[0:10]Okay, so now turning our attention to the Masson's Trichrome stain, looking at this first slide here, this is a section of tongue. And we can see there's some really nice red skeletal muscle here. We can even see some striations. The nuclei are beautifully demonstrated, they've got that nice uh dark, almost black red color um that is clear. If we go further into the connective tissue, we can see the blue is especially vibrant and again, those nuclei are standing out really nice and dark in contrast to the surrounding collagen fibers. Moving up to the surface of the tongue here within the epithelium, those keratinocytes are staining up also very vibrantly. So just bear in mind that both muscle and keratin within epithelial tissue does stain up quite similar with the Masson's red. So this is a an example of the good level of staining that you'd expect to see. Uh, it appears this has also been post-fixed in the picric acid and that is certainly advantageous to achieve a more complete or even staining or um, sorry, fixation initially within the tissue. And that more even fixation is resulting in a more uh, uniform staining of the of the tissue. So, what can go wrong? Well, one of the things that occasionally goes wrong, and it can happen, I guess, for a number of reasons, and I've never actually sat down to identify what point this occurs. But certainly, it's very clear that there is a problem when we end up with nuclei that look bright red. In fact, they're not turning out as red on the screen, but down the eye pieces, I can see that these nuclei within the connective tissue now, they are at a, well, they they're actually quite red, believe me. And so, that is generally a consequence of the hematoxylin having been exposed to conditions uh that are acidic. Now, the potential sources of that, maybe the slide was not blue after being stained with the hematoxylin, that's one possibility, and I suspect in many cases that that is the the source of the um, of the red staining. Here we've got some nerve bundles, and they are actually showing it quite clearly through there as well.

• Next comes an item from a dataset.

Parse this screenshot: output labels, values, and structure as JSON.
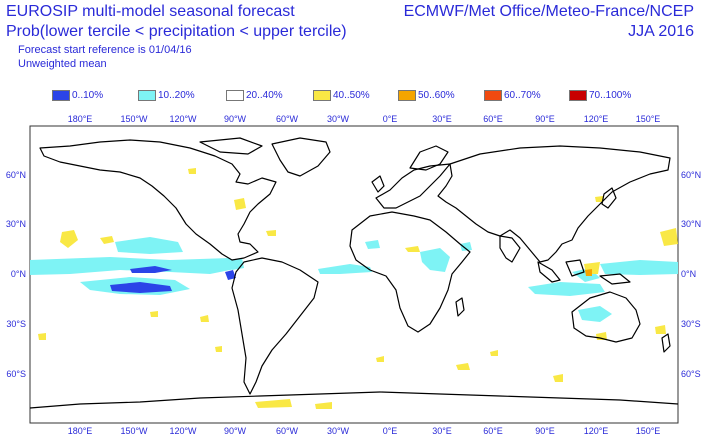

[2:59]So, um, yeah, most likely the hematoxylin wasn't blue, but I think another potential cause of the red color is if there has been difficulties in differentiating out the Masson's red with using the PMA. Because the PMA is acidic, then potentially that it that longer exposure to more acidic conditions could potentially revert the color of those nuclei back to that more red color. Is it a big issue? Well, not really in terms of the overall quality of the stain.
[3:39]We can see there's excellent staining of the collagen surrounding those nerve bundles there, the the epinurium layers. Uh, the the muscle is also nice and red here. Some of these nuclei through here, probably a few fibroblasts and so on, they're actually not too bad as well. It's just that in those areas where I'm um looking to study the nuclei more clearly, I can see that uh there's a there's a definite lighter color compared to the nuclei that we'd normally expect as was shown in that in that first example. Okay. So I think the general take home message from that, again, it's the same for all the trichromes. Uh, just the one dip in the acid alcohol and one dip only back into the water bath to really ensure that the appropriate level of staining is there to begin with, and then make sure that you do blue it. So blueing is not just for for doing a H and E. It's not just for a PAS with your Mayor's hematoxylin. You also technically blue, although it ends up kind of black, for when you're doing trichromes as well. Now, the other problem that can occur occasionally with doing the trichromes is because you're adding your various stains in in um, in sequential order. Um, you can sometimes accidentally result in more of the methyl blue entering the the areas of muscle or in fact even the keratin.
[5:10]So the overall appearance of the the muscle in this particular slide of tongue is uh more of a kind of a purple color. So if you look back to what we saw earlier in the preceding slides, where the muscle was a nice definite red or even burgundy, but here we've got the the layers um here of well, these areas of skeletal muscle uh quite blue. In fact, if we look on the edge here, this particular fiber seems to have a lot of methyl blue that's that's leeching into it. So, what could have caused that? Well, if we think back to the mechanism of staining with these trichromes, even though there's a difference in the relative molecular weight and porosity, if you leave the stain on for too long, the extra time will actually enable some of that methyl blue to penetrate into the into the muscle and to displace that mixture of red dyes that are that are present. So that's what I believe has occurred on this occasion and it's resulting in this more purple color of the um the the skeletal muscle. So, does this slide have diagnostic value? Well, of course it does. You can still clearly see the collagen really nicely. It certainly doesn't prevent it from having value. And even up here in the keratin layers, we can see that the keratin is quite clearly distinguishable from the collagen. It's just one of those minor technical things uh that can be mastered, and um, because we know that you can do it, it's another area that we look for when when we're marking.